We would like to stress that more detailed studies focusing on shorter segments of the MGMT promoter 1-exon 1 are required to pinpoint the exact location of RNA polymerase pausing and its subsequent release. We did not perform experiments to evaluate the direct role of the E2 promoter; however, the data reported indeed suggest an important function for this sequence. Further studies are also required to define the nature, role, and fine interplay of transcription regulatory proteins at the second promoter using ChIP and Cap Analysis of Gene Expression (CAGE) [49] analyses.
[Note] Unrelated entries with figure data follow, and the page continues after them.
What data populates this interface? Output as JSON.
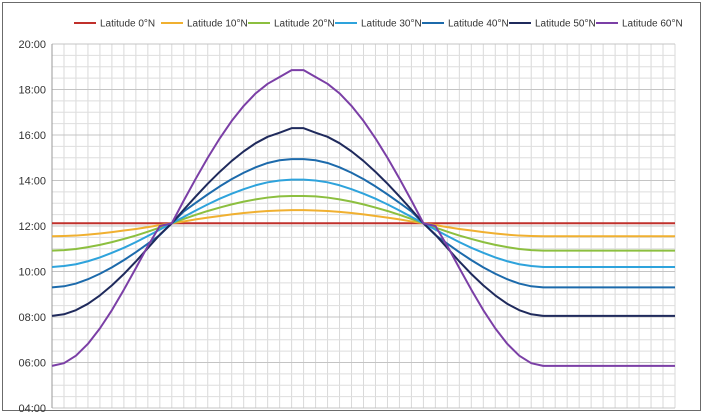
{
  "chart_data": {
    "type": "line",
    "title": "",
    "xlabel": "",
    "ylabel": "",
    "y_unit": "hours",
    "ylim": [
      4,
      20
    ],
    "y_ticks": [
      {
        "value": 4,
        "label": "04:00"
      },
      {
        "value": 6,
        "label": "06:00"
      },
      {
        "value": 8,
        "label": "08:00"
      },
      {
        "value": 10,
        "label": "10:00"
      },
      {
        "value": 12,
        "label": "12:00"
      },
      {
        "value": 14,
        "label": "14:00"
      },
      {
        "value": 16,
        "label": "16:00"
      },
      {
        "value": 18,
        "label": "18:00"
      },
      {
        "value": 20,
        "label": "20:00"
      }
    ],
    "x": [
      0,
      1,
      2,
      3,
      4,
      5,
      6,
      7,
      8,
      9,
      10,
      11,
      12,
      13,
      14,
      15,
      16,
      17,
      18,
      19,
      20,
      21,
      22,
      23,
      24,
      25,
      26,
      27,
      28,
      29,
      30,
      31,
      32,
      33,
      34,
      35,
      36,
      37,
      38,
      39,
      40,
      41,
      42,
      43,
      44,
      45,
      46,
      47,
      48,
      49,
      50,
      51,
      52
    ],
    "x_tick_labels": "none",
    "grid": true,
    "legend_position": "top",
    "series": [
      {
        "name": "Latitude 0°N",
        "color": "#c0302b",
        "values": [
          12.12,
          12.12,
          12.12,
          12.12,
          12.12,
          12.12,
          12.12,
          12.12,
          12.12,
          12.12,
          12.12,
          12.12,
          12.12,
          12.12,
          12.12,
          12.12,
          12.12,
          12.12,
          12.12,
          12.12,
          12.12,
          12.12,
          12.12,
          12.12,
          12.12,
          12.12,
          12.12,
          12.12,
          12.12,
          12.12,
          12.12,
          12.12,
          12.12,
          12.12,
          12.12,
          12.12,
          12.12,
          12.12,
          12.12,
          12.12,
          12.12,
          12.12,
          12.12,
          12.12,
          12.12,
          12.12,
          12.12,
          12.12,
          12.12,
          12.12,
          12.12,
          12.12,
          12.12
        ]
      },
      {
        "name": "Latitude 10°N",
        "color": "#f0b030",
        "values": [
          11.55,
          11.56,
          11.58,
          11.62,
          11.67,
          11.73,
          11.8,
          11.87,
          11.95,
          12.04,
          12.12,
          12.2,
          12.29,
          12.37,
          12.44,
          12.51,
          12.57,
          12.62,
          12.66,
          12.68,
          12.7,
          12.7,
          12.68,
          12.66,
          12.62,
          12.57,
          12.51,
          12.44,
          12.37,
          12.29,
          12.2,
          12.12,
          12.04,
          11.95,
          11.87,
          11.8,
          11.73,
          11.67,
          11.62,
          11.58,
          11.56,
          11.55,
          11.55,
          11.55,
          11.55,
          11.55,
          11.55,
          11.55,
          11.55,
          11.55,
          11.55,
          11.55,
          11.55
        ]
      },
      {
        "name": "Latitude 20°N",
        "color": "#8cbf3f",
        "values": [
          10.92,
          10.94,
          10.99,
          11.07,
          11.17,
          11.29,
          11.43,
          11.58,
          11.75,
          11.93,
          12.12,
          12.31,
          12.49,
          12.66,
          12.81,
          12.95,
          13.07,
          13.17,
          13.25,
          13.3,
          13.32,
          13.32,
          13.3,
          13.25,
          13.17,
          13.07,
          12.95,
          12.81,
          12.66,
          12.49,
          12.31,
          12.12,
          11.93,
          11.75,
          11.58,
          11.43,
          11.29,
          11.17,
          11.07,
          10.99,
          10.94,
          10.92,
          10.92,
          10.92,
          10.92,
          10.92,
          10.92,
          10.92,
          10.92,
          10.92,
          10.92,
          10.92,
          10.92
        ]
      },
      {
        "name": "Latitude 30°N",
        "color": "#2ea3dc",
        "values": [
          10.2,
          10.24,
          10.32,
          10.45,
          10.62,
          10.82,
          11.04,
          11.29,
          11.56,
          11.84,
          12.12,
          12.4,
          12.68,
          12.95,
          13.2,
          13.42,
          13.62,
          13.79,
          13.92,
          14.0,
          14.04,
          14.04,
          14.0,
          13.92,
          13.79,
          13.62,
          13.42,
          13.2,
          12.95,
          12.68,
          12.4,
          12.12,
          11.84,
          11.56,
          11.29,
          11.04,
          10.82,
          10.62,
          10.45,
          10.32,
          10.24,
          10.2,
          10.2,
          10.2,
          10.2,
          10.2,
          10.2,
          10.2,
          10.2,
          10.2,
          10.2,
          10.2,
          10.2
        ]
      },
      {
        "name": "Latitude 40°N",
        "color": "#1c6aab",
        "values": [
          9.3,
          9.35,
          9.47,
          9.66,
          9.9,
          10.18,
          10.5,
          10.85,
          11.22,
          11.6,
          12.12,
          12.64,
          13.02,
          13.39,
          13.74,
          14.06,
          14.34,
          14.58,
          14.77,
          14.89,
          14.94,
          14.94,
          14.89,
          14.77,
          14.58,
          14.34,
          14.06,
          13.74,
          13.39,
          13.02,
          12.64,
          12.12,
          11.6,
          11.22,
          10.85,
          10.5,
          10.18,
          9.9,
          9.66,
          9.47,
          9.35,
          9.3,
          9.3,
          9.3,
          9.3,
          9.3,
          9.3,
          9.3,
          9.3,
          9.3,
          9.3,
          9.3,
          9.3
        ]
      },
      {
        "name": "Latitude 50°N",
        "color": "#1f2a5c",
        "values": [
          8.05,
          8.12,
          8.3,
          8.58,
          8.95,
          9.39,
          9.89,
          10.44,
          11.03,
          11.62,
          12.12,
          12.72,
          13.3,
          13.86,
          14.38,
          14.86,
          15.28,
          15.64,
          15.92,
          16.1,
          16.3,
          16.3,
          16.1,
          15.92,
          15.64,
          15.28,
          14.86,
          14.38,
          13.86,
          13.3,
          12.72,
          12.12,
          11.62,
          11.03,
          10.44,
          9.89,
          9.39,
          8.95,
          8.58,
          8.3,
          8.12,
          8.05,
          8.05,
          8.05,
          8.05,
          8.05,
          8.05,
          8.05,
          8.05,
          8.05,
          8.05,
          8.05,
          8.05
        ]
      },
      {
        "name": "Latitude 60°N",
        "color": "#7b3fa6",
        "values": [
          5.85,
          5.97,
          6.3,
          6.82,
          7.5,
          8.3,
          9.2,
          10.15,
          11.12,
          12.0,
          12.12,
          13.12,
          14.08,
          15.0,
          15.85,
          16.62,
          17.28,
          17.83,
          18.25,
          18.55,
          18.85,
          18.85,
          18.55,
          18.25,
          17.83,
          17.28,
          16.62,
          15.85,
          15.0,
          14.08,
          13.12,
          12.12,
          12.0,
          11.12,
          10.15,
          9.2,
          8.3,
          7.5,
          6.82,
          6.3,
          5.97,
          5.85,
          5.85,
          5.85,
          5.85,
          5.85,
          5.85,
          5.85,
          5.85,
          5.85,
          5.85,
          5.85,
          5.85
        ]
      }
    ]
  }
}
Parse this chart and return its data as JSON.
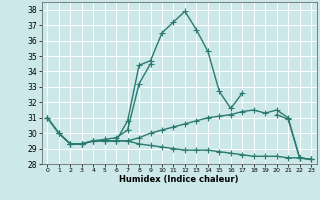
{
  "x": [
    0,
    1,
    2,
    3,
    4,
    5,
    6,
    7,
    8,
    9,
    10,
    11,
    12,
    13,
    14,
    15,
    16,
    17,
    18,
    19,
    20,
    21,
    22,
    23
  ],
  "line1": [
    31.0,
    30.0,
    29.3,
    29.3,
    29.5,
    29.5,
    29.5,
    30.8,
    34.4,
    34.7,
    36.5,
    37.2,
    37.9,
    36.7,
    35.3,
    32.7,
    31.6,
    32.6,
    null,
    null,
    31.2,
    30.9,
    28.4,
    28.3
  ],
  "line2": [
    null,
    null,
    29.3,
    29.3,
    29.5,
    29.6,
    29.7,
    30.2,
    33.2,
    34.5,
    null,
    null,
    null,
    null,
    null,
    null,
    null,
    null,
    null,
    null,
    null,
    null,
    null,
    null
  ],
  "line3": [
    31.0,
    30.0,
    29.3,
    29.3,
    29.5,
    29.5,
    29.5,
    29.5,
    29.3,
    29.2,
    29.1,
    29.0,
    28.9,
    28.9,
    28.9,
    28.8,
    28.7,
    28.6,
    28.5,
    28.5,
    28.5,
    28.4,
    28.4,
    28.3
  ],
  "line4": [
    31.0,
    30.0,
    29.3,
    29.3,
    29.5,
    29.5,
    29.5,
    29.5,
    29.7,
    30.0,
    30.2,
    30.4,
    30.6,
    30.8,
    31.0,
    31.1,
    31.2,
    31.4,
    31.5,
    31.3,
    31.5,
    31.0,
    28.4,
    28.3
  ],
  "color": "#2a7a6f",
  "bg_color": "#cce8e8",
  "grid_color": "#ffffff",
  "xlabel": "Humidex (Indice chaleur)",
  "ylim": [
    28,
    38.5
  ],
  "xlim": [
    -0.5,
    23.5
  ],
  "yticks": [
    28,
    29,
    30,
    31,
    32,
    33,
    34,
    35,
    36,
    37,
    38
  ],
  "xticks": [
    0,
    1,
    2,
    3,
    4,
    5,
    6,
    7,
    8,
    9,
    10,
    11,
    12,
    13,
    14,
    15,
    16,
    17,
    18,
    19,
    20,
    21,
    22,
    23
  ],
  "xtick_labels": [
    "0",
    "1",
    "2",
    "3",
    "4",
    "5",
    "6",
    "7",
    "8",
    "9",
    "10",
    "11",
    "12",
    "13",
    "14",
    "15",
    "16",
    "17",
    "18",
    "19",
    "20",
    "21",
    "22",
    "23"
  ],
  "marker": "+",
  "linewidth": 1.0,
  "markersize": 4
}
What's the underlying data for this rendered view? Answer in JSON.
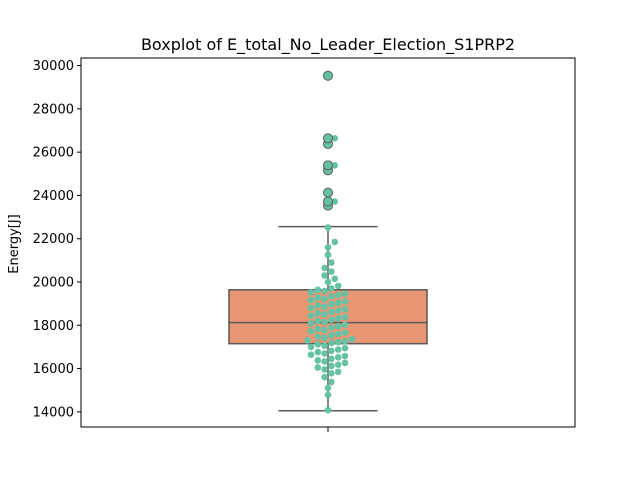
{
  "chart_data": {
    "type": "box",
    "title": "Boxplot of E_total_No_Leader_Election_S1PRP2",
    "xlabel": "",
    "ylabel": "Energy[J]",
    "ylim": [
      13300,
      30350
    ],
    "yticks": [
      14000,
      16000,
      18000,
      20000,
      22000,
      24000,
      26000,
      28000,
      30000
    ],
    "ytick_labels": [
      "14000",
      "16000",
      "18000",
      "20000",
      "22000",
      "24000",
      "26000",
      "28000",
      "30000"
    ],
    "grid": false,
    "box": {
      "q1": 17150,
      "median": 18120,
      "q3": 19640,
      "whisker_low": 14050,
      "whisker_high": 22560,
      "outliers": [
        23530,
        23720,
        24130,
        25160,
        25390,
        26380,
        26640,
        29530
      ],
      "box_color": "#e99675",
      "line_color": "#5a5a5a"
    },
    "swarm": {
      "color": "#66c2a5",
      "values": [
        14080,
        14780,
        15100,
        15380,
        15600,
        15780,
        15850,
        15960,
        16050,
        16120,
        16180,
        16260,
        16330,
        16380,
        16450,
        16520,
        16580,
        16640,
        16700,
        16760,
        16820,
        16880,
        16940,
        17000,
        17060,
        17120,
        17180,
        17220,
        17260,
        17300,
        17360,
        17420,
        17480,
        17540,
        17600,
        17660,
        17720,
        17780,
        17840,
        17900,
        17960,
        18020,
        18080,
        18140,
        18200,
        18260,
        18320,
        18380,
        18440,
        18500,
        18560,
        18620,
        18680,
        18740,
        18800,
        18860,
        18920,
        18980,
        19040,
        19100,
        19160,
        19220,
        19280,
        19340,
        19400,
        19460,
        19520,
        19580,
        19640,
        19700,
        19820,
        20000,
        20150,
        20300,
        20480,
        20650,
        20900,
        21250,
        21600,
        21850,
        22520,
        23530,
        23720,
        24130,
        25160,
        25390,
        26380,
        26640,
        29530
      ]
    }
  }
}
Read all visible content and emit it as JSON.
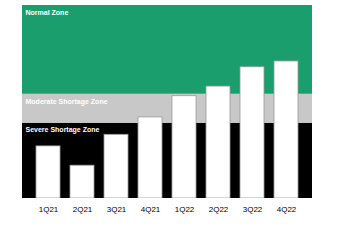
{
  "chart_data": {
    "type": "bar",
    "categories": [
      "1Q21",
      "2Q21",
      "3Q21",
      "4Q21",
      "1Q22",
      "2Q22",
      "3Q22",
      "4Q22"
    ],
    "values": [
      27,
      17,
      33,
      42,
      53,
      58,
      68,
      71
    ],
    "color": "#ffffff",
    "zones": [
      {
        "name": "Severe Shortage Zone",
        "from": 0,
        "to": 39,
        "color": "#000000"
      },
      {
        "name": "Moderate Shortage Zone",
        "from": 39,
        "to": 54,
        "color": "#c8c8c8"
      },
      {
        "name": "Normal Zone",
        "from": 54,
        "to": 100,
        "color": "#1b9e6e"
      }
    ],
    "ylim": [
      0,
      100
    ],
    "yticks": [],
    "tick_labels": "x",
    "grid": false
  }
}
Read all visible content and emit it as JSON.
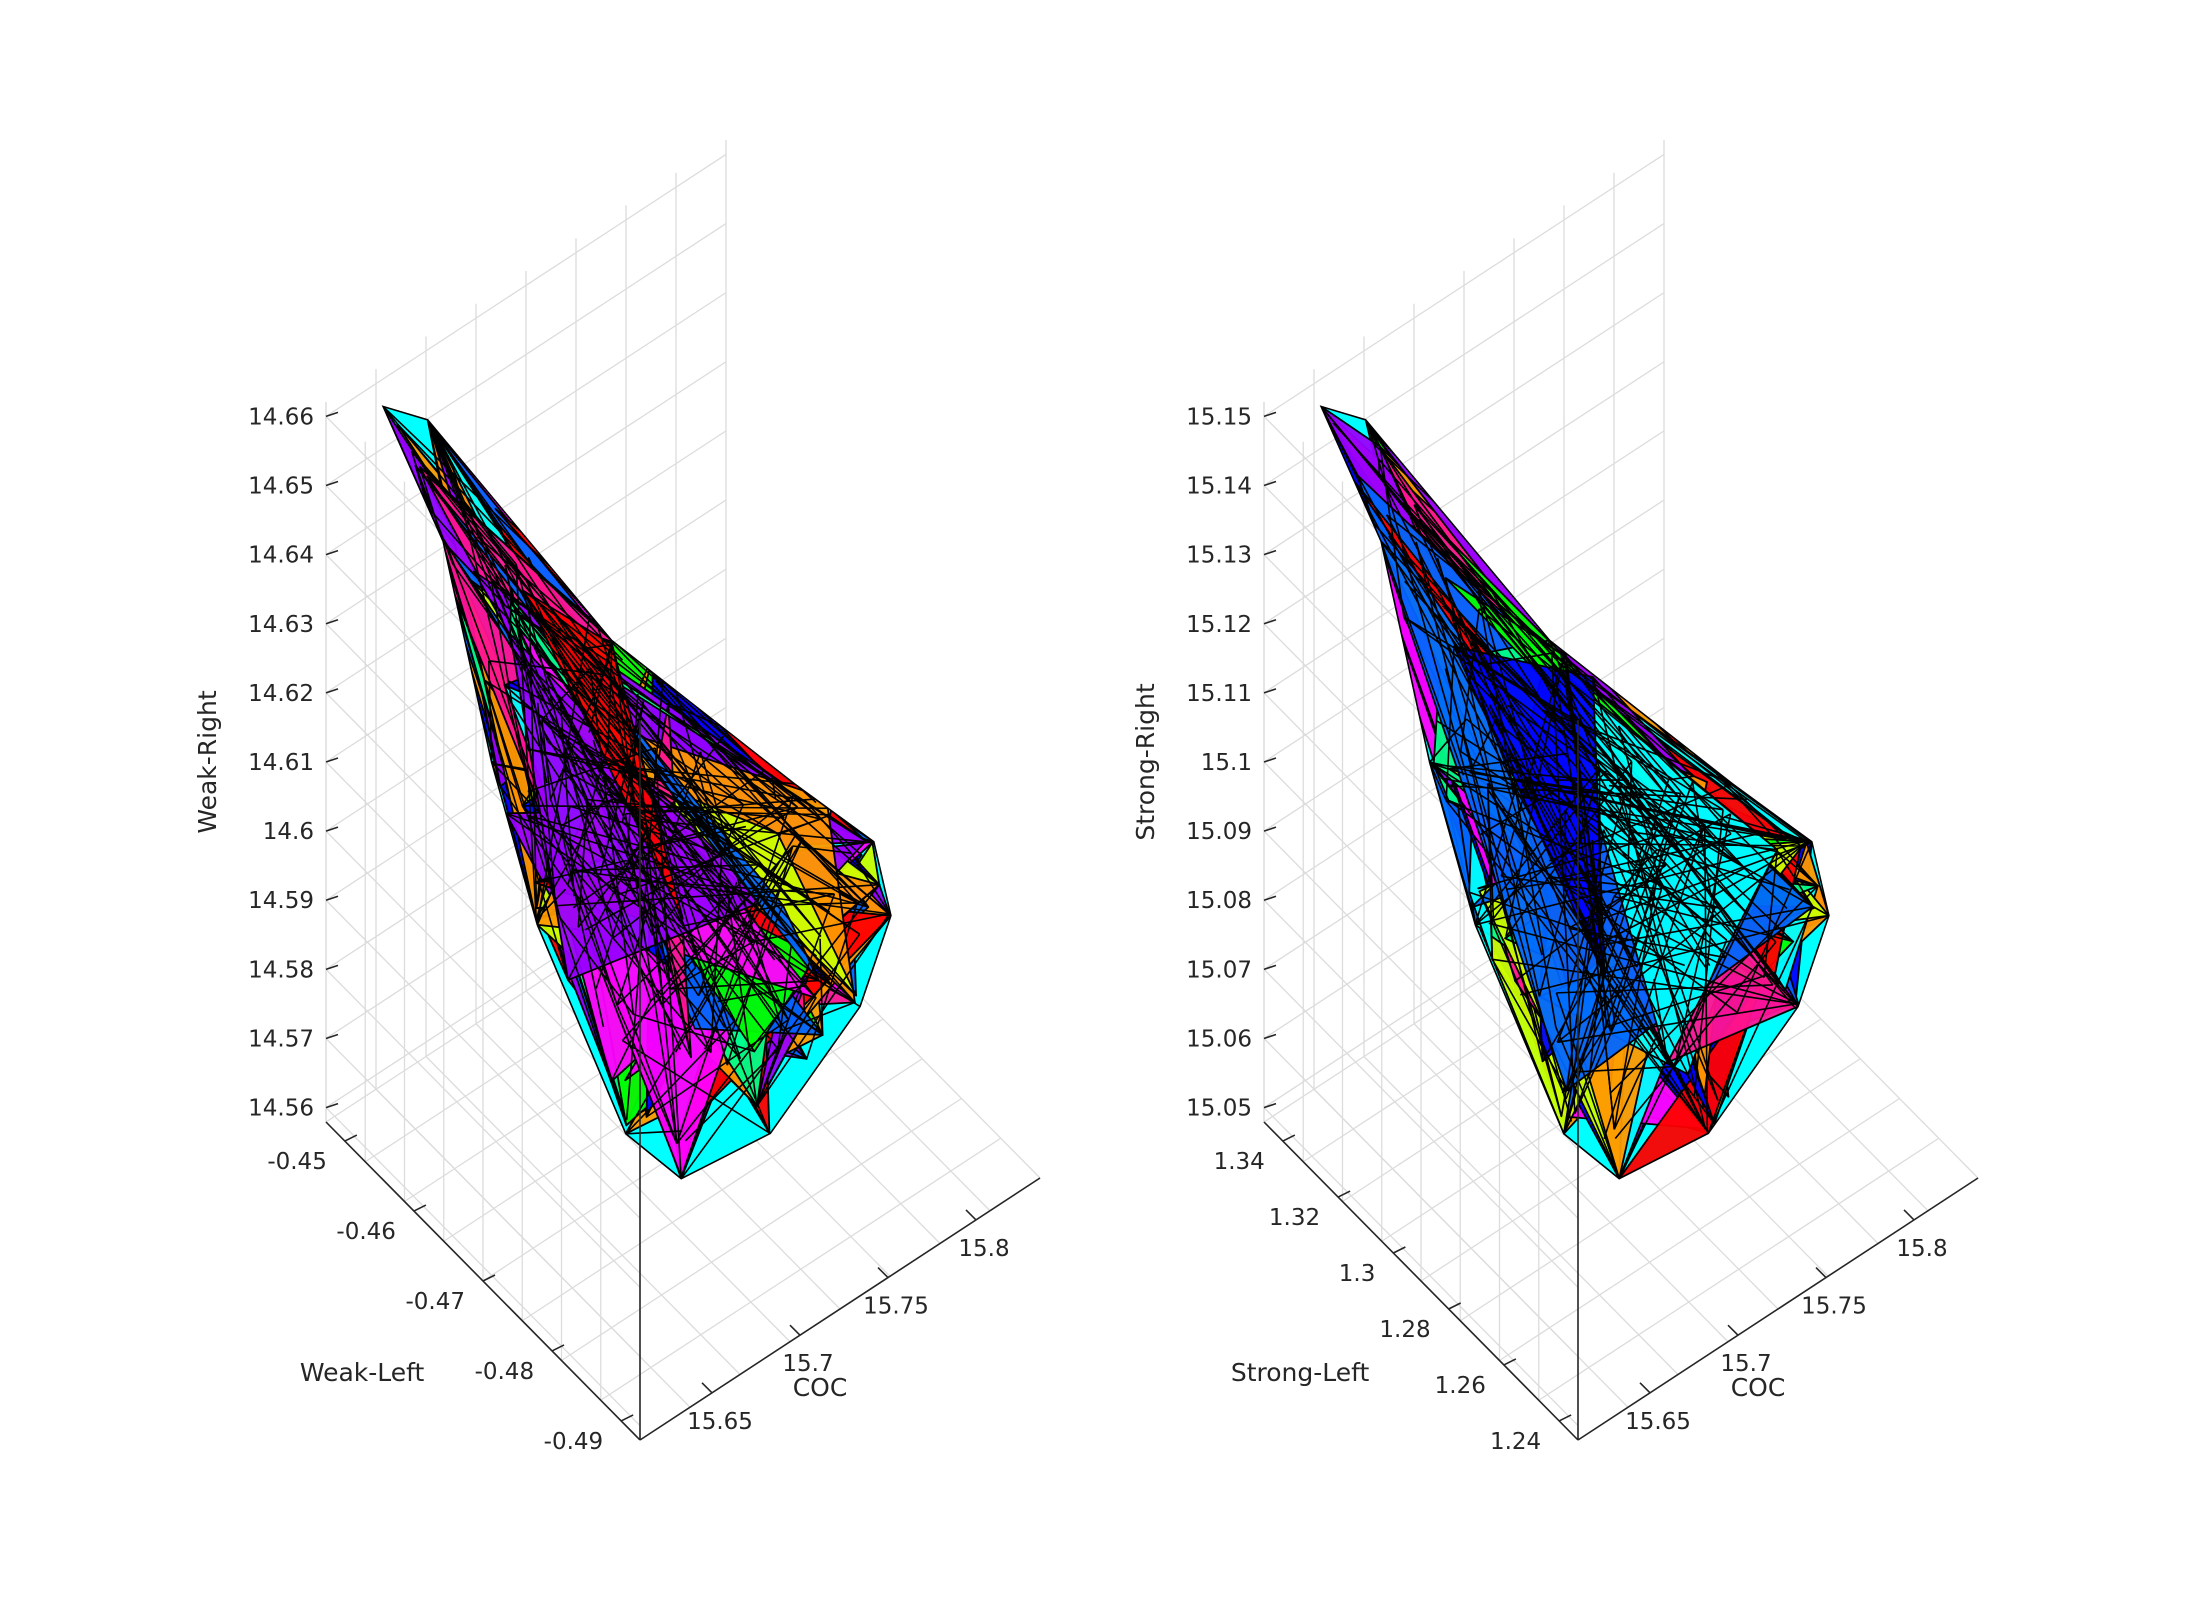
{
  "chart_data": [
    {
      "type": "3d-surface",
      "xlabel": "COC",
      "ylabel": "Weak-Left",
      "zlabel": "Weak-Right",
      "x_ticks": [
        "15.65",
        "15.7",
        "15.75",
        "15.8"
      ],
      "y_ticks": [
        "-0.45",
        "-0.46",
        "-0.47",
        "-0.48",
        "-0.49"
      ],
      "z_ticks": [
        "14.56",
        "14.57",
        "14.58",
        "14.59",
        "14.6",
        "14.61",
        "14.62",
        "14.63",
        "14.64",
        "14.65",
        "14.66"
      ],
      "zlim": [
        14.56,
        14.66
      ],
      "grid": true,
      "colors": [
        "#ff0000",
        "#00ff00",
        "#00ffff",
        "#0000ff",
        "#ff00ff",
        "#ff9900",
        "#ccff00",
        "#ff1493",
        "#9900ff",
        "#0066ff",
        "#00ff88"
      ]
    },
    {
      "type": "3d-surface",
      "xlabel": "COC",
      "ylabel": "Strong-Left",
      "zlabel": "Strong-Right",
      "x_ticks": [
        "15.65",
        "15.7",
        "15.75",
        "15.8"
      ],
      "y_ticks": [
        "1.34",
        "1.32",
        "1.3",
        "1.28",
        "1.26",
        "1.24"
      ],
      "z_ticks": [
        "15.05",
        "15.06",
        "15.07",
        "15.08",
        "15.09",
        "15.1",
        "15.11",
        "15.12",
        "15.13",
        "15.14",
        "15.15"
      ],
      "zlim": [
        15.05,
        15.15
      ],
      "grid": true,
      "colors": [
        "#ff0000",
        "#00ff00",
        "#00ffff",
        "#0000ff",
        "#ff00ff",
        "#ff9900",
        "#ccff00",
        "#ff1493",
        "#9900ff",
        "#0066ff",
        "#00ff88"
      ]
    }
  ]
}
Noteworthy also is that the SNB GBM cells which are MGMT-deficient did express small amounts of exon 1 and exon 2, perhaps indicating the instability of MGMT mRNA in these cells (Figure 4). Finally, the presence of a large number of intragenic enhancers in the MGMT genomic region and those between the MGMT and MKI loci (Table 1) adds to the complexity of MGMT gene expression in a given tissue or malignancy. A deeper understanding of MGMT transcriptional mechanisms underlying the transcriptional pause and activation, as highlighted here, may provide new avenues to curtail MGMT expression in gliomas.